Editors Reads Verdict
Lethem's most ambitious novel — a portrait of Brooklyn in the 1970s and the specific forms of racial friendship that the era produced, examined through music, comic books, and the impossible idealism of interracial childhood.
What We Loved
- The 1970s Brooklyn is rendered with extraordinary sensory and cultural precision
- The racial dynamics of the friendship — and what they cost both boys — are handled with unusual honesty
- The music chapters, particularly the ones about soul and early hip-hop, are among the best writing about popular music in American fiction
Minor Drawbacks
- The second half — which moves to the 1990s — is less vivid than the 1970s childhood sections
- The supernatural element (the ring) sits slightly awkwardly with the social realism
Key Takeaways
- → Childhood friendship across racial lines is real and rare, and what happens to it in adulthood is one of American society's most painful patterns
- → The gentrification of Brooklyn — beginning in the 1980s — transformed a specific form of working-class interracial culture into something else
- → Popular music — soul, funk, hip-hop — was the shared cultural space where the 1970s Gowanus block most fully cohered
| Author | Jonathan Lethem |
|---|---|
| Publisher | Doubleday |
| Pages | 511 |
| Published | September 9, 2003 |
| Language | English |
| Genre | Literary Fiction |
| Difficulty | Intermediate |
| Best For | Readers of American literary fiction interested in race, friendship, and the social history of New York, and fans of Motherless Brooklyn who want Lethem at larger scale. |
Dean Street
Gowanus, Brooklyn, 1974. Dylan Ebdus’s father Abraham, a film composer and experimental artist, has moved to Dean Street because the rent is cheap and because he has artistic ideas about living in a mixed neighbourhood. Dylan is the only white kid on the block. He is surrounded, immediately and permanently, by the social dynamics of that fact.

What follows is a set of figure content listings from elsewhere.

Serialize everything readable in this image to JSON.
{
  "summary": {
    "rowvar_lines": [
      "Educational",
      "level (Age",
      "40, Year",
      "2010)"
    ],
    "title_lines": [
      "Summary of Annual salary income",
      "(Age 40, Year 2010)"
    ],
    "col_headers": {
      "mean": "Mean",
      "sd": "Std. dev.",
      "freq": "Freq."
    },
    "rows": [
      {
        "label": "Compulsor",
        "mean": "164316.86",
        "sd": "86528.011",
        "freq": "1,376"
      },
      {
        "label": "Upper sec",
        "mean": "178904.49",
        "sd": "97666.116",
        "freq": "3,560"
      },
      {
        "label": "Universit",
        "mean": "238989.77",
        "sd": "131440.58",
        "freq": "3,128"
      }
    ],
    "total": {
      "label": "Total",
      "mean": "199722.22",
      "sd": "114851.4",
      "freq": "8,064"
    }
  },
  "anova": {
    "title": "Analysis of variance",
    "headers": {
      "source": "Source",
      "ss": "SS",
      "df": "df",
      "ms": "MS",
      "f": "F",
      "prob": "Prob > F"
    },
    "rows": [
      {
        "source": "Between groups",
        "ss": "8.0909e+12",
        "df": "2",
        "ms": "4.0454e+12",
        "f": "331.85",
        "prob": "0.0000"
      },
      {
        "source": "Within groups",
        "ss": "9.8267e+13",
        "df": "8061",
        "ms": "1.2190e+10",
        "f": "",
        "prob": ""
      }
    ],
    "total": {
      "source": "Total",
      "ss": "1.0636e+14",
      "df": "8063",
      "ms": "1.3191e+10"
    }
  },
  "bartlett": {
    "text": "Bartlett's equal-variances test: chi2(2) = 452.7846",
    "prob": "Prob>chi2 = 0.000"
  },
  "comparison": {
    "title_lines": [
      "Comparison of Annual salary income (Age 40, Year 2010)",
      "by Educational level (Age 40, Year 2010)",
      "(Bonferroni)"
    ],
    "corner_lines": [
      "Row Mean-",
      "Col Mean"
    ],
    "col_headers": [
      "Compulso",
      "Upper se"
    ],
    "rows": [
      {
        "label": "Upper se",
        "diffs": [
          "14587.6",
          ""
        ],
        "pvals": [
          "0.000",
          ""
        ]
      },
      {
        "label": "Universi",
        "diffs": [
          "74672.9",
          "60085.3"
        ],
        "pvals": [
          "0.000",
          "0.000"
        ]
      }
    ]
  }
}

His friendship with Mingus Rude — son of Barrett Rude Jr., a soul singer in decline — is the novel’s centre. They find a ring that may give its wearer the power to fly. The ring’s real function is to give the novel permission to be something more than social realism — it is the comic book element, the fantasy, that Lethem introduces to acknowledge that childhood experience has a mythological dimension that realism alone cannot hold.
The Long Aftermath
The novel’s second half follows Dylan into adulthood — to Vermont, to Los Angeles, to a career adjacent to the music industry — and returns to Brooklyn in the 1990s to find Mingus in jail and the neighbourhood entirely transformed. The gentrification that Dean Street’s early white settlers anticipated has happened; the community that produced the friendship no longer exists.

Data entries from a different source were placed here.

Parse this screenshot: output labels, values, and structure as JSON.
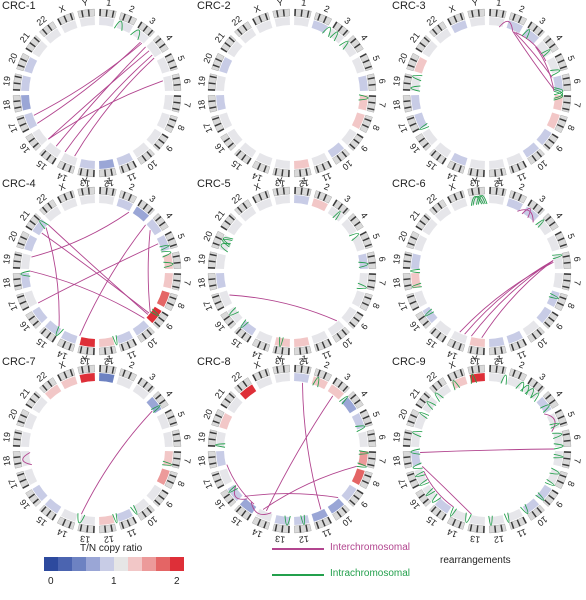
{
  "colors": {
    "inter": "#b2458f",
    "intra": "#23a04c",
    "scale": [
      "#2d4a9e",
      "#4b64b0",
      "#6d82c2",
      "#9aa6d6",
      "#c8cce6",
      "#e6e6e6",
      "#f2c7c7",
      "#ec9a9a",
      "#e46565",
      "#de2f38"
    ]
  },
  "chromosomes": [
    "1",
    "2",
    "3",
    "4",
    "5",
    "6",
    "7",
    "8",
    "9",
    "10",
    "11",
    "12",
    "13",
    "14",
    "15",
    "16",
    "17",
    "18",
    "19",
    "20",
    "21",
    "22",
    "X",
    "Y"
  ],
  "panels": [
    {
      "title": "CRC-1",
      "cn": [
        "#e3e3ea",
        "#e2e2ea",
        "#e8e8ee",
        "#e6e6ea",
        "#e6e6ea",
        "#e6e6ea",
        "#e6e6ea",
        "#e6e6ea",
        "#e6e6ea",
        "#e6e6ea",
        "#c9cde6",
        "#9aa6d6",
        "#c8cce6",
        "#e6e6ea",
        "#e6e6ea",
        "#e6e6ea",
        "#c8cce6",
        "#9aa6d6",
        "#c8cce6",
        "#c8cce6",
        "#e6e6ea",
        "#e6e6ea",
        "#e6e6ea",
        "#e6e6ea"
      ],
      "inter": [
        [
          2.6,
          14.0
        ],
        [
          2.3,
          16.2
        ],
        [
          2.9,
          14.6
        ],
        [
          3.4,
          12.8
        ],
        [
          4.8,
          14.6
        ],
        [
          2.2,
          15.7
        ],
        [
          3.2,
          13.4
        ]
      ],
      "intra": [
        [
          0.5,
          0.95
        ],
        [
          1.5,
          2.0
        ]
      ]
    },
    {
      "title": "CRC-2",
      "cn": [
        "#e6e6ea",
        "#c8cce6",
        "#e6e6ea",
        "#e6e6ea",
        "#e6e6ea",
        "#c8cce6",
        "#f2c7c7",
        "#f2c7c7",
        "#e6e6ea",
        "#c8cce6",
        "#e6e6ea",
        "#f2c7c7",
        "#e6e6ea",
        "#e6e6ea",
        "#e6e6ea",
        "#e6e6ea",
        "#e6e6ea",
        "#c8cce6",
        "#e6e6ea",
        "#c8cce6",
        "#e6e6ea",
        "#e6e6ea",
        "#e6e6ea",
        "#e6e6ea"
      ],
      "inter": [],
      "intra": [
        [
          1.3,
          1.7
        ],
        [
          2.5,
          2.8
        ],
        [
          5.6,
          5.9
        ],
        [
          1.8,
          2.1
        ]
      ]
    },
    {
      "title": "CRC-3",
      "cn": [
        "#e6e6ea",
        "#c8cce6",
        "#c8cce6",
        "#e6e6ea",
        "#e6e6ea",
        "#c8cce6",
        "#f2c7c7",
        "#f2c7c7",
        "#c8cce6",
        "#c8cce6",
        "#e6e6ea",
        "#e6e6ea",
        "#e6e6ea",
        "#c8cce6",
        "#e6e6ea",
        "#e6e6ea",
        "#c8cce6",
        "#c8cce6",
        "#e6e6ea",
        "#f2c7c7",
        "#e6e6ea",
        "#e6e6ea",
        "#c8cce6",
        "#e6e6ea"
      ],
      "inter": [
        [
          1.0,
          5.3
        ],
        [
          0.2,
          1.0
        ],
        [
          1.2,
          3.6
        ],
        [
          2.6,
          5.4
        ],
        [
          1.1,
          4.6
        ]
      ],
      "intra": [
        [
          5.2,
          5.6
        ],
        [
          5.4,
          5.9
        ],
        [
          5.3,
          5.8
        ],
        [
          4.2,
          4.5
        ],
        [
          3.1,
          3.3
        ],
        [
          18.2,
          18.5
        ],
        [
          17.6,
          17.9
        ],
        [
          15.5,
          15.7
        ],
        [
          1.6,
          1.9
        ]
      ]
    },
    {
      "title": "CRC-4",
      "cn": [
        "#e6e6ea",
        "#c8cce6",
        "#9aa6d6",
        "#c8cce6",
        "#c8cce6",
        "#f2c7c7",
        "#f2c7c7",
        "#e46565",
        "#de2f38",
        "#c8cce6",
        "#c8cce6",
        "#f2c7c7",
        "#de2f38",
        "#c8cce6",
        "#c8cce6",
        "#c8cce6",
        "#e6e6ea",
        "#c8cce6",
        "#e6e6ea",
        "#c8cce6",
        "#c8cce6",
        "#e6e6ea",
        "#e6e6ea",
        "#e6e6ea"
      ],
      "inter": [
        [
          2.6,
          12.5
        ],
        [
          3.9,
          15.6
        ],
        [
          8.1,
          19.8
        ],
        [
          8.2,
          20.4
        ],
        [
          1.4,
          18.3
        ],
        [
          13.8,
          20.2
        ],
        [
          8.5,
          17.5
        ],
        [
          3.0,
          8.0
        ]
      ],
      "intra": [
        [
          4.4,
          4.7
        ],
        [
          5.0,
          5.3
        ],
        [
          4.1,
          4.3
        ],
        [
          7.8,
          8.0
        ],
        [
          13.5,
          13.8
        ],
        [
          17.2,
          17.5
        ],
        [
          10.4,
          10.6
        ],
        [
          20.1,
          20.4
        ]
      ]
    },
    {
      "title": "CRC-5",
      "cn": [
        "#c8cce6",
        "#f2c7c7",
        "#e6e6ea",
        "#e6e6ea",
        "#e6e6ea",
        "#c8cce6",
        "#e6e6ea",
        "#e6e6ea",
        "#e6e6ea",
        "#e6e6ea",
        "#e6e6ea",
        "#f2c7c7",
        "#f2c7c7",
        "#e6e6ea",
        "#c8cce6",
        "#e6e6ea",
        "#e6e6ea",
        "#c8cce6",
        "#e6e6ea",
        "#e6e6ea",
        "#e6e6ea",
        "#e6e6ea",
        "#e6e6ea",
        "#e6e6ea"
      ],
      "inter": [
        [
          16.1,
          8.7
        ]
      ],
      "intra": [
        [
          18.6,
          19.1
        ],
        [
          19.0,
          19.4
        ],
        [
          18.9,
          19.3
        ],
        [
          3.4,
          3.7
        ],
        [
          5.0,
          5.3
        ],
        [
          6.2,
          6.5
        ],
        [
          15.0,
          15.3
        ],
        [
          14.2,
          14.4
        ],
        [
          2.0,
          2.2
        ],
        [
          12.0,
          12.2
        ]
      ]
    },
    {
      "title": "CRC-6",
      "cn": [
        "#e6e6ea",
        "#c8cce6",
        "#c8cce6",
        "#e6e6ea",
        "#e6e6ea",
        "#e6e6ea",
        "#e6e6ea",
        "#c8cce6",
        "#c8cce6",
        "#e6e6ea",
        "#c8cce6",
        "#c8cce6",
        "#f2c7c7",
        "#e6e6ea",
        "#e6e6ea",
        "#c8cce6",
        "#e6e6ea",
        "#f2c7c7",
        "#c8cce6",
        "#e6e6ea",
        "#e6e6ea",
        "#e6e6ea",
        "#e6e6ea",
        "#e6e6ea"
      ],
      "inter": [
        [
          4.9,
          12.8
        ],
        [
          4.9,
          12.4
        ],
        [
          5.0,
          13.1
        ],
        [
          4.9,
          11.8
        ],
        [
          1.3,
          2.4
        ],
        [
          1.6,
          2.0
        ]
      ],
      "intra": [
        [
          22.6,
          23.2
        ],
        [
          22.9,
          23.4
        ],
        [
          23.0,
          23.5
        ],
        [
          22.7,
          23.3
        ],
        [
          15.0,
          15.2
        ],
        [
          16.6,
          16.8
        ],
        [
          4.6,
          4.8
        ],
        [
          2.6,
          2.8
        ],
        [
          6.8,
          7.0
        ],
        [
          17.4,
          17.6
        ]
      ]
    },
    {
      "title": "CRC-7",
      "cn": [
        "#6d82c2",
        "#e6e6ea",
        "#e6e6ea",
        "#9aa6d6",
        "#e6e6ea",
        "#e6e6ea",
        "#f2c7c7",
        "#ec9a9a",
        "#e6e6ea",
        "#e6e6ea",
        "#c8cce6",
        "#f2c7c7",
        "#e6e6ea",
        "#e6e6ea",
        "#c8cce6",
        "#c8cce6",
        "#e6e6ea",
        "#e6e6ea",
        "#e6e6ea",
        "#e6e6ea",
        "#e6e6ea",
        "#f2c7c7",
        "#f2c7c7",
        "#de2f38"
      ],
      "inter": [
        [
          12.4,
          3.2
        ],
        [
          16.6,
          17.3
        ]
      ],
      "intra": [
        [
          12.2,
          12.6
        ],
        [
          3.1,
          3.3
        ],
        [
          9.3,
          9.5
        ],
        [
          10.4,
          10.6
        ],
        [
          6.2,
          6.4
        ]
      ]
    },
    {
      "title": "CRC-8",
      "cn": [
        "#c8cce6",
        "#f2c7c7",
        "#f2c7c7",
        "#9aa6d6",
        "#c8cce6",
        "#e6e6ea",
        "#ec9a9a",
        "#e46565",
        "#c8cce6",
        "#9aa6d6",
        "#9aa6d6",
        "#c8cce6",
        "#c8cce6",
        "#e6e6ea",
        "#9aa6d6",
        "#c8cce6",
        "#e6e6ea",
        "#c8cce6",
        "#e6e6ea",
        "#f2c7c7",
        "#e6e6ea",
        "#de2f38",
        "#e6e6ea",
        "#e6e6ea"
      ],
      "inter": [
        [
          0.1,
          9.8
        ],
        [
          14.5,
          8.6
        ],
        [
          13.8,
          16.6
        ],
        [
          14.0,
          12.7
        ],
        [
          13.2,
          6.5
        ],
        [
          2.0,
          13.0
        ],
        [
          14.3,
          15.3
        ]
      ],
      "intra": [
        [
          4.2,
          4.5
        ],
        [
          5.6,
          5.8
        ],
        [
          6.3,
          6.5
        ],
        [
          10.8,
          11.0
        ],
        [
          11.6,
          11.9
        ],
        [
          0.7,
          1.0
        ],
        [
          2.5,
          2.7
        ],
        [
          17.6,
          17.8
        ],
        [
          15.1,
          15.3
        ]
      ]
    },
    {
      "title": "CRC-9",
      "cn": [
        "#e6e6ea",
        "#e6e6ea",
        "#e6e6ea",
        "#c8cce6",
        "#e6e6ea",
        "#e6e6ea",
        "#e6e6ea",
        "#e6e6ea",
        "#c8cce6",
        "#c8cce6",
        "#e6e6ea",
        "#e6e6ea",
        "#e6e6ea",
        "#e6e6ea",
        "#c8cce6",
        "#e6e6ea",
        "#e6e6ea",
        "#c8cce6",
        "#e6e6ea",
        "#e6e6ea",
        "#e6e6ea",
        "#e6e6ea",
        "#f2c7c7",
        "#de2f38"
      ],
      "inter": [
        [
          17.3,
          5.5
        ],
        [
          16.2,
          13.5
        ],
        [
          3.4,
          4.5
        ],
        [
          16.5,
          12.4
        ]
      ],
      "intra": [
        [
          1.2,
          1.6
        ],
        [
          1.5,
          1.9
        ],
        [
          2.2,
          2.5
        ],
        [
          3.0,
          3.3
        ],
        [
          4.6,
          4.9
        ],
        [
          5.2,
          5.5
        ],
        [
          5.8,
          6.0
        ],
        [
          6.6,
          6.9
        ],
        [
          7.3,
          7.5
        ],
        [
          8.2,
          8.4
        ],
        [
          9.2,
          9.5
        ],
        [
          10.3,
          10.5
        ],
        [
          11.2,
          11.4
        ],
        [
          12.4,
          12.7
        ],
        [
          13.3,
          13.5
        ],
        [
          14.4,
          14.7
        ],
        [
          15.5,
          15.7
        ],
        [
          16.4,
          16.7
        ],
        [
          17.2,
          17.5
        ],
        [
          18.2,
          18.5
        ],
        [
          19.3,
          19.5
        ],
        [
          20.5,
          20.8
        ],
        [
          21.6,
          21.9
        ],
        [
          22.6,
          22.9
        ],
        [
          0.3,
          0.6
        ],
        [
          1.8,
          2.2
        ],
        [
          4.1,
          4.3
        ],
        [
          14.9,
          15.1
        ],
        [
          16.0,
          16.2
        ],
        [
          19.9,
          20.2
        ]
      ]
    }
  ],
  "legend": {
    "title": "T/N copy ratio",
    "ticks": [
      "0",
      "1",
      "2"
    ],
    "inter_label": "Interchromosomal",
    "intra_label": "Intrachromosomal",
    "suffix": "rearrangements"
  }
}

Lethem has spoken of The Fortress of Solitude as his most autobiographical novel. The social history of Gowanus in the 1970s is accurate, and the portrait of interracial childhood friendship is drawn from life.
Frequently Asked Questions
What is "The Fortress of Solitude" about?
Dylan Ebdus grows up on a block in Brooklyn's Gowanus neighbourhood in the 1970s, the only white kid, best friends with Mingus Rude, a Black boy with a ring that may give its wearer superpowers. The novel traces their friendship across decades — from childhood through the 1990s — as the neighbourhood and their lives diverge irreparably.
Who should read "The Fortress of Solitude"?
Readers of American literary fiction interested in race, friendship, and the social history of New York, and fans of Motherless Brooklyn who want Lethem at larger scale.
What are the key takeaways from "The Fortress of Solitude"?
Childhood friendship across racial lines is real and rare, and what happens to it in adulthood is one of American society's most painful patterns The gentrification of Brooklyn — beginning in the 1980s — transformed a specific form of working-class interracial culture into something else Popular music — soul, funk, hip-hop — was the shared cultural space where the 1970s Gowanus block most fully cohered
Is "The Fortress of Solitude" worth reading?
Lethem's most ambitious novel — a portrait of Brooklyn in the 1970s and the specific forms of racial friendship that the era produced, examined through music, comic books, and the impossible idealism of interracial childhood.